Pour y participer, il suffit de compléter le questionnaire de présélection avant le 15 novembre prochain sur http://www.fondationdefrance.org/Nos-Actions/Bourses-et-Prix/Les-bourses-Declics-jeunes-de-la-Fondation-de-France

Pour toute question : boursesdeclicsjeunes@fdf.org

En 2013, près de 900 demandes de participation sont parvenues. Après un premier puis un second comité de lecture, la centaine de dossiers retenus est instruite par un comité d’experts. Ce dernier sélectionne la quarantaine de projets examinés par le jury qui retient 20 lauréats. Parmi les 20 lauréats primés, deux jeunes originaires d’Aquitaine : Zoé Montagu et Camille Fleury.

Deux lauréates des Bourses Déclics Jeunes 2013 en Aquitaine

Zoé Montagu, 23 ans, habite Sarlat depuis son enfance. Diplômée en métiers d’arts textile elle souhaite acquérir un métier à tisser complexe pour créer des tissus contemporains pour l’ameublement, la mode et les designers. Après un cursus d’art appliqué, elle se pose devant un métier à tisser et tombe d’emblée sous le charme de l’objet. Elle parcourt le monde, l’Indonésie pour apprendre à confectionner du batik, le Chili pour le tissage de crin de cheval. « j’ai tout de suite été fascinée par cette mécanique minutieuse qui permet de transformer tout un agencement de fils en un tissu, ça a été magique pour moi, le tissage est devenu une vraie passion. » Aujourd’hui, Zoé installe son atelier à Toulouse et envisage de créer une collection d’échantillons afin de les présenter à des maisons de couture. En parallèle elle poursuit des études en master « design transdisciplinaire, culture et territoire » à l’Université.
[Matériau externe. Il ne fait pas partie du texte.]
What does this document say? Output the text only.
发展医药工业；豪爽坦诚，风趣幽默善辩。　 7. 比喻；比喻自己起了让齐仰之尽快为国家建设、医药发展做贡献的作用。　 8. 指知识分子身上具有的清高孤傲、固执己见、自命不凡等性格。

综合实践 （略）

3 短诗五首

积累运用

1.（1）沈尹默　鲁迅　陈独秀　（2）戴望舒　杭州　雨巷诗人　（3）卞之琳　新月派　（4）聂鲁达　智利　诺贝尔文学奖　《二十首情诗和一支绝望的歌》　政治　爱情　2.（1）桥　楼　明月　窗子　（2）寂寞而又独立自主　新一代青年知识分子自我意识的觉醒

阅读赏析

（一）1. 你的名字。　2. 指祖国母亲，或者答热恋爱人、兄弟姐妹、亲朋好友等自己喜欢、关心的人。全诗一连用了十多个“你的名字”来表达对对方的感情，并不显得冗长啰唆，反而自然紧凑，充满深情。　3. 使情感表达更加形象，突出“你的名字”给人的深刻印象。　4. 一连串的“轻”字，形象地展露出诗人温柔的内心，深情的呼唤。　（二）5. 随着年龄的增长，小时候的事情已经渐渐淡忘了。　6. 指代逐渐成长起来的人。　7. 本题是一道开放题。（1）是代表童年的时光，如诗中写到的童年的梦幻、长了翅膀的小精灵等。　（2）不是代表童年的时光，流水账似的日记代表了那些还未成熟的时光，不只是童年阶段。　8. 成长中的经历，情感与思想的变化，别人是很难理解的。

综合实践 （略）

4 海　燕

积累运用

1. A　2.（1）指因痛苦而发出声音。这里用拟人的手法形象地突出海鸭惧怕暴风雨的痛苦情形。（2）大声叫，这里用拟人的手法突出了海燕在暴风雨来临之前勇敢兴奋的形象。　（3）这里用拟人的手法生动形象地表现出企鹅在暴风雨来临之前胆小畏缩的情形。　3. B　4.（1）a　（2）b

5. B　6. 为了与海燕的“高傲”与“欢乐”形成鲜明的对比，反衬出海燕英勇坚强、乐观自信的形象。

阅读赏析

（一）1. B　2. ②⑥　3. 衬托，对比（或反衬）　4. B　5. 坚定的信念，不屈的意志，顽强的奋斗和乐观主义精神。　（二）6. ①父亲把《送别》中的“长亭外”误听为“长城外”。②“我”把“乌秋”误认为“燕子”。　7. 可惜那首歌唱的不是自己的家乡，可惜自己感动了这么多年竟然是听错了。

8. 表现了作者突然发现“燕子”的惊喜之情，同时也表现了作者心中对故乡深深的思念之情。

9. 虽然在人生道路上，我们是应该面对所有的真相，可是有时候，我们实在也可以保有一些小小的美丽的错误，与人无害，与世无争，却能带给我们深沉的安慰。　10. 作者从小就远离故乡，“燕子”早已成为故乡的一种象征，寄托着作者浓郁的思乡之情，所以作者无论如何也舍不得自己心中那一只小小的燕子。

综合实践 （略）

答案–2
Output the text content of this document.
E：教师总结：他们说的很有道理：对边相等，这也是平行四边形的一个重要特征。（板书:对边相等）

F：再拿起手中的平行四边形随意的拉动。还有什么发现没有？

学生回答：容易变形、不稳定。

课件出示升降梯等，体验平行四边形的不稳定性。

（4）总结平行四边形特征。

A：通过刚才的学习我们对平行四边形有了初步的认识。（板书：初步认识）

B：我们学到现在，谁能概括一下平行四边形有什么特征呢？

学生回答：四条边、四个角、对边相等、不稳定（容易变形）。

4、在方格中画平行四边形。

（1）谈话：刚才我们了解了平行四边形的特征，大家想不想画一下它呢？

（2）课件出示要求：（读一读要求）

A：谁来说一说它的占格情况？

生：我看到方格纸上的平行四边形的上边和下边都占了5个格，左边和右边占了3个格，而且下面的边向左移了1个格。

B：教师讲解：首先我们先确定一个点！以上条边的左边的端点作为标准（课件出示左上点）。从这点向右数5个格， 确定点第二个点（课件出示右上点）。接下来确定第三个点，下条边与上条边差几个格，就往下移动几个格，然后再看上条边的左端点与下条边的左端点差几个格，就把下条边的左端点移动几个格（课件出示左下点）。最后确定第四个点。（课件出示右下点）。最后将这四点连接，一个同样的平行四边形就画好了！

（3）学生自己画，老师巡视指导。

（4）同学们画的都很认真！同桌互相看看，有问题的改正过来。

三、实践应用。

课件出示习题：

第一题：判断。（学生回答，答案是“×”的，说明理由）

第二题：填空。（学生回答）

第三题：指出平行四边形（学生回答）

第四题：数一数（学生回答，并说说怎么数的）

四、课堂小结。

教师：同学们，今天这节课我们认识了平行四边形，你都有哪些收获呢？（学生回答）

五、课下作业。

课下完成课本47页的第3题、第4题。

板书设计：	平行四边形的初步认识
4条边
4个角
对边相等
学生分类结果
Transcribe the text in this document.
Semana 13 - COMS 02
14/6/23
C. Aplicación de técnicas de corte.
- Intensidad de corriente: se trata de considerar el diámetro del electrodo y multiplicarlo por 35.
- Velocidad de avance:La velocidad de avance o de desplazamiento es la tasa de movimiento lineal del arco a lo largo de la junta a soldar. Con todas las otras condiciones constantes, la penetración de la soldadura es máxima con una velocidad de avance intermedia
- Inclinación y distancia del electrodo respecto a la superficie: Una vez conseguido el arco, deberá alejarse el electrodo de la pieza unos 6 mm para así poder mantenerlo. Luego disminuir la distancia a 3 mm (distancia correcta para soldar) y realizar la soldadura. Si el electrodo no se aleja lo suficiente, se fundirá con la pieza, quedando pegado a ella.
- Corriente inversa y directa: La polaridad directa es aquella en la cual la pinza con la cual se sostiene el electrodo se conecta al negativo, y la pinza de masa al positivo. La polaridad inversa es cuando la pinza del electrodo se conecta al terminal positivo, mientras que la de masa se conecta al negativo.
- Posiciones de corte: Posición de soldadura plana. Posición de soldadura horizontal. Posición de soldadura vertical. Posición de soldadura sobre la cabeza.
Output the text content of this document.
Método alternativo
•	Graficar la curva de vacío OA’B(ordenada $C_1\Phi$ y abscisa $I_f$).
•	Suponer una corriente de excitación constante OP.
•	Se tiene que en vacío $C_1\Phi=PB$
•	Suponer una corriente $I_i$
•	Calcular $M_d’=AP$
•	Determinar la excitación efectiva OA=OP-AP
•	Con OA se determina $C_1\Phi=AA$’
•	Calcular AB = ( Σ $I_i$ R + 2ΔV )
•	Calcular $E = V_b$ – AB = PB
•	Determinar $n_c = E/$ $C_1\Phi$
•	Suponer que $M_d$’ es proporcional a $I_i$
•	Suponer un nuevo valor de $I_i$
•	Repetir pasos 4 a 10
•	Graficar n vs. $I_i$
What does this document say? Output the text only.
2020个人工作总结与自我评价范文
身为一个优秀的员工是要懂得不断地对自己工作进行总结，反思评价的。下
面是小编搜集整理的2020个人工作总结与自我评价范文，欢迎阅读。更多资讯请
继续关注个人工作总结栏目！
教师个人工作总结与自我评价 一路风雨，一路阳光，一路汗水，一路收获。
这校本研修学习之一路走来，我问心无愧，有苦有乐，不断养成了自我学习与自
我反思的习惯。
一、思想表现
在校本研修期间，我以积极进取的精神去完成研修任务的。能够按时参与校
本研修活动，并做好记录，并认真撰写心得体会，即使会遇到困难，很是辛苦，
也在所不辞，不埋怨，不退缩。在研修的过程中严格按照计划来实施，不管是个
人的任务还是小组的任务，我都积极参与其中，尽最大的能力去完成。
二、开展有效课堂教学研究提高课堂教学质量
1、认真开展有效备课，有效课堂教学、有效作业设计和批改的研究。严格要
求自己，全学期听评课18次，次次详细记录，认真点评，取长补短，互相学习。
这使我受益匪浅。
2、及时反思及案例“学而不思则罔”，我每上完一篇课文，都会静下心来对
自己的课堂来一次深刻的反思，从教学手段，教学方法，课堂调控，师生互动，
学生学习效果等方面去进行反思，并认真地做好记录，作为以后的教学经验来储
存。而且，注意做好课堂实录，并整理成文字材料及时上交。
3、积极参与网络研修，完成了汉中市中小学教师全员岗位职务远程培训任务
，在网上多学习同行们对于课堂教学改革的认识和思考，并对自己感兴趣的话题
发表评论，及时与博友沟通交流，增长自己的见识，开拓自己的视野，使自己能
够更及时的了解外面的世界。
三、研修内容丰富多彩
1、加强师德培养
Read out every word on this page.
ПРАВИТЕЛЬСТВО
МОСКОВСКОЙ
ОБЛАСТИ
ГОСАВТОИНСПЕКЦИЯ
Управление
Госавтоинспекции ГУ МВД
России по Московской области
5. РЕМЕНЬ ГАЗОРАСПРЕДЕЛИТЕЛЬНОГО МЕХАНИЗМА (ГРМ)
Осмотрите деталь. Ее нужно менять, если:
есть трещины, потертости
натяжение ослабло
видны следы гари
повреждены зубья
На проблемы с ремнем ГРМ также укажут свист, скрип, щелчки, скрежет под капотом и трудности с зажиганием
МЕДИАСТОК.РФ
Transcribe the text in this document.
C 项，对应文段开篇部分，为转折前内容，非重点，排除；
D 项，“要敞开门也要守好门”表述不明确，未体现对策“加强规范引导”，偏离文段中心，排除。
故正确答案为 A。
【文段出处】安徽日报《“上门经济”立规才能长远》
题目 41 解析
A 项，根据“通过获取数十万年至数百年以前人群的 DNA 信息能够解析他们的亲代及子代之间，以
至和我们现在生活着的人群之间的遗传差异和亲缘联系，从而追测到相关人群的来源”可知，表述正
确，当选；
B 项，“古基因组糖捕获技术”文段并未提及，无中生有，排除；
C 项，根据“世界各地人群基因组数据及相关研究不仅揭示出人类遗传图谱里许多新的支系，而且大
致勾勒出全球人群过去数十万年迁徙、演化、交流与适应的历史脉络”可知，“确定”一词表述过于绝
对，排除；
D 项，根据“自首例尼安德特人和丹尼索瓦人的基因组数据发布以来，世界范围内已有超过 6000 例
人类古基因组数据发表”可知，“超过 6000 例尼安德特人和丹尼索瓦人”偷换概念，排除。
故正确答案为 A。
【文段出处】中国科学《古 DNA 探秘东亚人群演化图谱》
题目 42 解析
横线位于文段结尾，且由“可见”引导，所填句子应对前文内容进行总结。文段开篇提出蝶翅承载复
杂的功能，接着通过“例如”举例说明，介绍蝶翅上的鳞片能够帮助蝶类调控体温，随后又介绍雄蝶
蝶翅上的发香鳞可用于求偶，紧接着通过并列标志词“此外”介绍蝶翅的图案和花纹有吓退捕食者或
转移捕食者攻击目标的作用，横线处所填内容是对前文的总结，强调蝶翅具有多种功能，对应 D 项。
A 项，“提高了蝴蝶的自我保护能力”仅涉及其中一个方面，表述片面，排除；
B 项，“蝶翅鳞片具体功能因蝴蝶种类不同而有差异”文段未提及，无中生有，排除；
Camille Fleury, 25 ans, bordelaise d’origine et passionnée de cinéma rêve de tourner son premier court-métrage. Après un bac au Lycée Montesquieu option cinéma, elle obtient un master en recherche cinématographique à Paris VII. Parallèlement elle travaille en tant qu’assistante réalisatrice sur les films de Daniele Thompson ou de Pierre Schoeller. Pour son coup d’essai, Camille va traiter un thème qui lui est cher : la bipolarité et son quotidien. Un projet qu’elle nourrit depuis deux ans, ce court métrage retrace le séjour à l’hôpital psychiatrique d’une jeune fille. « C’est une maladie à laquelle j’ai été confrontée très jeune au sein de ma famille. Souvent mal connue, considérée comme taboue ou caricaturée, j’aimerais aborder la bipolarité sous un prisme très réaliste, qui donne à voir le corps sous emprise… sa violence et sa banalité, de décrire une forme de folie sans jamais l’expliquer. » Camille Fleury souhaite transformer ce vécu douloureux en un objet cinématographique qui puisse être partagé. Intitulé « Le Grand Huit », elle espère pouvoir le diffuser notamment au sein d’association pour sortir du silence les personnes bipolaires et leur famille. Aujourd’hui, Camille poursuit sa recherche de financement pour la réalisation de son film.


Les bourses Déclics Jeunes aident des jeunes de 18 à 30 ans à réaliser leur vocation dans des domaines divers. Initiées en 1975 grâce à la donation de la collection d’oeuvres d’art de Léon Salavin et Jeanne Fournier, son épouse, 850 vocations ont déjà été soutenues. Regrettant de ne pas avoir eu d’enfant, les époux Salavin-Fournier ont souhaité partager les fruits de leur réussite professionnelle en tendant la main à des jeunes guidés par une passion mais confrontés à des difficultés diverses, malgré leur persévérance et la qualité de leur projet. Ce qui importe, c’est autant de soutenir financièrement une initiative personnelle que d’encourager l’esprit d’entreprendre et les aider à trouver leur place dans la société. Depuis d’autres mécènes s’associent à cette action en créant à leur tour leurs bourses Déclics Jeunes sous l’égide de la Fondation de France.